Schneider: I talked to many specialists. In the beginning, I would consult John McElhone, photography conservator at the National Gallery of Canada, on my printing methods and storage for stability. The lab’s transition from analog to digital was facilitated by Tom Hurley. My relationship with him began really early through printing for artist Peter Campus.2 Peter was using a pre-Photoshop software to do scans and drawings for his early digital artwork, and those files would have been sent to Tom and turned into negatives (LVTs) so that I could make silver prints. That goes way back to 1989. So this started very early, printing in the darkroom but actually using files to work from. Before digital, there were retouchers I had worked with—Bishop Studios on Robert Gober’s untitled photograph of a bride, from 1992, for example—I made a silver print of the bride from a medium-format camera negative. The print was then retouched at Bishop Studios. I then rephotographed the retouched print to make a new large-format negative in order to print the final edition as well as a print for reproduction. With the digital age, all that would be replaced by Photoshop.

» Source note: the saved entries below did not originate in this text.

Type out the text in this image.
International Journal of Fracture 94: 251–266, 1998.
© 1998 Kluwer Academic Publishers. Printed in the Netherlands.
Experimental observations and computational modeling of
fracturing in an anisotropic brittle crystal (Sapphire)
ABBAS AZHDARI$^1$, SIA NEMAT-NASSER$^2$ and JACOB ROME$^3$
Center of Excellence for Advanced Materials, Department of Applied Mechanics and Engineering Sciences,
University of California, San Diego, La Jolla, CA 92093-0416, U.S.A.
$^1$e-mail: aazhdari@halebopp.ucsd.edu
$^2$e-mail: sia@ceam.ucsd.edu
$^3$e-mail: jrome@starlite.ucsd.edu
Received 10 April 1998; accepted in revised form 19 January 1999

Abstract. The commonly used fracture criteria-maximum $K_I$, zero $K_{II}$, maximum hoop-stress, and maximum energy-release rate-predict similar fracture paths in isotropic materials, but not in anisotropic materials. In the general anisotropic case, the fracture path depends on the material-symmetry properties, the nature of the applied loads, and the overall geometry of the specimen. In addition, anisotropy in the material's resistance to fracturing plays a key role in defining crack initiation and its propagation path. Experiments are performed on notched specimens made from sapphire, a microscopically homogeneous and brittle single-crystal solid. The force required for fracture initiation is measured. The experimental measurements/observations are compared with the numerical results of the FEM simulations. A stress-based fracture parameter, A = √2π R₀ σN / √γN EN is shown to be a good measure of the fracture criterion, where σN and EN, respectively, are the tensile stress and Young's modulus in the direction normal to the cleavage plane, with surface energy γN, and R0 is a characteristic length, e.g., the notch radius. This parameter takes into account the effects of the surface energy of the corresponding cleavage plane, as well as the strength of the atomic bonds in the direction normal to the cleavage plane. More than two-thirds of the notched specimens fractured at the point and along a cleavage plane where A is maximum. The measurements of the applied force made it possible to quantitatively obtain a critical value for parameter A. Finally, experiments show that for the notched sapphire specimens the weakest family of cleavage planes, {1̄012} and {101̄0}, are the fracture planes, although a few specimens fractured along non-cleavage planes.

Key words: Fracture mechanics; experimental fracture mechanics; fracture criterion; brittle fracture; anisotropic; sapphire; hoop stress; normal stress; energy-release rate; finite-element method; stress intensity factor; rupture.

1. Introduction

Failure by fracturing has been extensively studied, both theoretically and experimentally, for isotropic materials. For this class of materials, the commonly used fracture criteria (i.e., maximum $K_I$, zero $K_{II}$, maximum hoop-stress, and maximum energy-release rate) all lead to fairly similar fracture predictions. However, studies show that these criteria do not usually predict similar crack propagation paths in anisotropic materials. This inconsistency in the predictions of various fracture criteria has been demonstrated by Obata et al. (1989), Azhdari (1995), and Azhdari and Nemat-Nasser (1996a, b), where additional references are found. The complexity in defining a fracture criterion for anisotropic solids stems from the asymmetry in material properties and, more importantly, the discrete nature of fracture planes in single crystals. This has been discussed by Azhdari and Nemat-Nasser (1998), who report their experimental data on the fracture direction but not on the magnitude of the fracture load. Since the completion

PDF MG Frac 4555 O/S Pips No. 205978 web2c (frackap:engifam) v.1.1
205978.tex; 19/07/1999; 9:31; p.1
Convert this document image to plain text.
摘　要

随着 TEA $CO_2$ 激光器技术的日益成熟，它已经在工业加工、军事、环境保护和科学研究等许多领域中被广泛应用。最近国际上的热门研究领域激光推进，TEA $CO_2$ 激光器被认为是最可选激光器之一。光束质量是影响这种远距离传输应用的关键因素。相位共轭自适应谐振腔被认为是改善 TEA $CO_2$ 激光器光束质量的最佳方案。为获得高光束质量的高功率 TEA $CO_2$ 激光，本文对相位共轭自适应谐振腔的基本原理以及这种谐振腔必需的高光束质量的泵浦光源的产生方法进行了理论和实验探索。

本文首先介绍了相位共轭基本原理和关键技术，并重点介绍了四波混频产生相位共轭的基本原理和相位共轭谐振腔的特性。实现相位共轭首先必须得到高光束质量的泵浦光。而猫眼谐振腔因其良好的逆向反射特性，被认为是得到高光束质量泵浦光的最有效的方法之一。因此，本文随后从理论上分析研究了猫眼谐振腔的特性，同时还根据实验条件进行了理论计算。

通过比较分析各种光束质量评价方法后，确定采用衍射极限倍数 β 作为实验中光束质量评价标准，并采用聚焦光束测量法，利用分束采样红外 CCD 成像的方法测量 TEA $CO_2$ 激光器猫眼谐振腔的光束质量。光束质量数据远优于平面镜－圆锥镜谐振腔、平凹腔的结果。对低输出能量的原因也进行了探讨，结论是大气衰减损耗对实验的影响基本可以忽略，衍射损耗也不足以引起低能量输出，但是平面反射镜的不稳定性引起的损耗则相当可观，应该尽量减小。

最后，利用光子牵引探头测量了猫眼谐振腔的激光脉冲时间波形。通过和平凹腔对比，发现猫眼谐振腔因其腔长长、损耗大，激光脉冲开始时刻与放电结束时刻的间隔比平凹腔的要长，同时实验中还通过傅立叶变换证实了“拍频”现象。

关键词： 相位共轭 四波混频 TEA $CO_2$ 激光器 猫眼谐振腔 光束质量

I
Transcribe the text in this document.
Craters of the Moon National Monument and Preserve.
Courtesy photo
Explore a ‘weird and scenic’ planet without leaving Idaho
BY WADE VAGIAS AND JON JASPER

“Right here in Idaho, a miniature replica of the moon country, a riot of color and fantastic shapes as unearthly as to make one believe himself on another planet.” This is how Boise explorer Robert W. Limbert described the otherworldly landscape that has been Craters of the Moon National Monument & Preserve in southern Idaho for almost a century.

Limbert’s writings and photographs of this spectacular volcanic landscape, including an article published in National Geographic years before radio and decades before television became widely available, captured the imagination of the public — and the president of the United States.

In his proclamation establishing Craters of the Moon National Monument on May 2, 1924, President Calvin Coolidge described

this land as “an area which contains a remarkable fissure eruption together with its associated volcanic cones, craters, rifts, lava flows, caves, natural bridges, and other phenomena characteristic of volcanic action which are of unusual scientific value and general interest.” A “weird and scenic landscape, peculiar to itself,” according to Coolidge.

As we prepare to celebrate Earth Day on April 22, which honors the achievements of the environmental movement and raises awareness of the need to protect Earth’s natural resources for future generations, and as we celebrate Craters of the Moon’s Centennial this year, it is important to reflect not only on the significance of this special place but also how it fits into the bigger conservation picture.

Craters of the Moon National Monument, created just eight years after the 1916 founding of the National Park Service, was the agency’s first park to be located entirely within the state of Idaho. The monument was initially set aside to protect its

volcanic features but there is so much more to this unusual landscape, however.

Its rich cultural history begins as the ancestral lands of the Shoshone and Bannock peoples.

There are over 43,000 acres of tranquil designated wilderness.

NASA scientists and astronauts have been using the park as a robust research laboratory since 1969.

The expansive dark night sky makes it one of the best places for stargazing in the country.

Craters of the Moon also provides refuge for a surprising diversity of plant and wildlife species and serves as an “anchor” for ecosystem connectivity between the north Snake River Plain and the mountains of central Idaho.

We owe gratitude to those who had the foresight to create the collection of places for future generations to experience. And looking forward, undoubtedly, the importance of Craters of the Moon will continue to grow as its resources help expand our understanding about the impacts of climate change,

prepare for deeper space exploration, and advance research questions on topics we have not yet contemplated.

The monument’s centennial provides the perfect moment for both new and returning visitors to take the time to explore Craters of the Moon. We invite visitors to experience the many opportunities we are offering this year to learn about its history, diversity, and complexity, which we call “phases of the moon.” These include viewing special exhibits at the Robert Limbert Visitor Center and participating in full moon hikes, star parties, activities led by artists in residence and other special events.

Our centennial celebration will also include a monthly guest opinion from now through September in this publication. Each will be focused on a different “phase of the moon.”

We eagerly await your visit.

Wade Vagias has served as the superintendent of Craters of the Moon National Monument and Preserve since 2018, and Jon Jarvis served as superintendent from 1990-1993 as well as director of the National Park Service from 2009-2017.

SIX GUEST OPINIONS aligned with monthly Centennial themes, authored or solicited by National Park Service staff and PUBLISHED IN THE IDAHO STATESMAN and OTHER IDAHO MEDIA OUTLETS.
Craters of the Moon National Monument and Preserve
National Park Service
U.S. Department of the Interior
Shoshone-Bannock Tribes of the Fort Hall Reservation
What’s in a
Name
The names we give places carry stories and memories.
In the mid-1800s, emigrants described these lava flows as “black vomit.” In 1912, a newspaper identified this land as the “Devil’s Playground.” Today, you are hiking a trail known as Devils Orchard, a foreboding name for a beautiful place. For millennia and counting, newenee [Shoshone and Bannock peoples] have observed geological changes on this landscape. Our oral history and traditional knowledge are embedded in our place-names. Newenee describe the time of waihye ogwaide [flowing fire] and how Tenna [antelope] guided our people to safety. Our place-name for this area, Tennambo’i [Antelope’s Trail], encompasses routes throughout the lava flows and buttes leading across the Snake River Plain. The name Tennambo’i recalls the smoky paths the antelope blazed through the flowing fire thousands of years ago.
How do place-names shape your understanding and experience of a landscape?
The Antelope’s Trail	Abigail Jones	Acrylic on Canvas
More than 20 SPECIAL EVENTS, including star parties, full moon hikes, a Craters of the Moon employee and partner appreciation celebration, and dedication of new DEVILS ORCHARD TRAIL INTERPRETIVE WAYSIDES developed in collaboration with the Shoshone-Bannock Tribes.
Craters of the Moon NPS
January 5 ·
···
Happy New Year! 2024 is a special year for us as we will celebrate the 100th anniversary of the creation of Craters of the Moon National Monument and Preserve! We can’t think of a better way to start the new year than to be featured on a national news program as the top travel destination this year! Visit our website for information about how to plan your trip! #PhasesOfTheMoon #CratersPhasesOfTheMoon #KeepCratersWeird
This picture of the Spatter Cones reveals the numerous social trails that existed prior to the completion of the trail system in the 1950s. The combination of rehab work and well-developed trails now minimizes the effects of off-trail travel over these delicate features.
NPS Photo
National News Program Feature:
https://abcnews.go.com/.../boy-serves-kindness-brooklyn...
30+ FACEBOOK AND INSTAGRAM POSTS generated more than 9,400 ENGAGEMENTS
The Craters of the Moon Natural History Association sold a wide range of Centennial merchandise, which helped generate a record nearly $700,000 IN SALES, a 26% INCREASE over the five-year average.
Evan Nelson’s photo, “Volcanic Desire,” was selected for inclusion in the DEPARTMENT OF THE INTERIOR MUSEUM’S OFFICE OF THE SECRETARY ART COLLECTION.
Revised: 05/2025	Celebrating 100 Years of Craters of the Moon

Williams: The labor that you’re describing and the exchanges involved in making prints often go unaddressed in art historical scholarship. Given our discussions about your relationships with different artists and technicians, have your thoughts on the issues of authorship or your role as a printer changed as the exhibition has taken shape?
Schneider: The process of looking at each of these relationships has certainly refined my understanding of the dynamics underlying each of the projects. I was never able to work with an artist who didn’t have a strong ability to see and understand his or her own work. With each of these authors I had as little as possible investment with how the final print would look. In my work as a printer, I was always searching for ways to have the voice of the author be fully realized without my authorial presence. How I got there was, I suppose, what I could bring as a craftsman. So the Nan Goldin is, I think, one of the more interesting cases in point because the black and white work was so early for her, but she had made these prints herself.
There’s a self-portrait of hers in Harvard’s collection that’s going to be exhibited. I didn’t print that image, but it’s a particularly beautiful print. She was locating the right density and contrast for the print without too much burning and dodging. When we first started discussing the project I asked her for as many prints as she had made so that I could use them as guides. She was, however, very self-conscious of her hand, of how she had burned and dodged the prints, so she didn’t really want me using them as guides. Her voice was very clear inside of her own prints, in how she had realized her images. It was very useful for me to then take how she herself had manipulated her negatives to make her prints and translate that through Agfa Portriga Rapid into these very much larger prints, the 16 x 20s. So that is a very straightforward interpretation of a dialogue with an artist, where I could bring my, I suppose, more tutored hand to the table and find ways to resolve the print. This question of authorship even comes up in how I make my own work—in how I think about my series of handprints, for example, as really a collaboration with my subject in their making a self-portrait under my supervision.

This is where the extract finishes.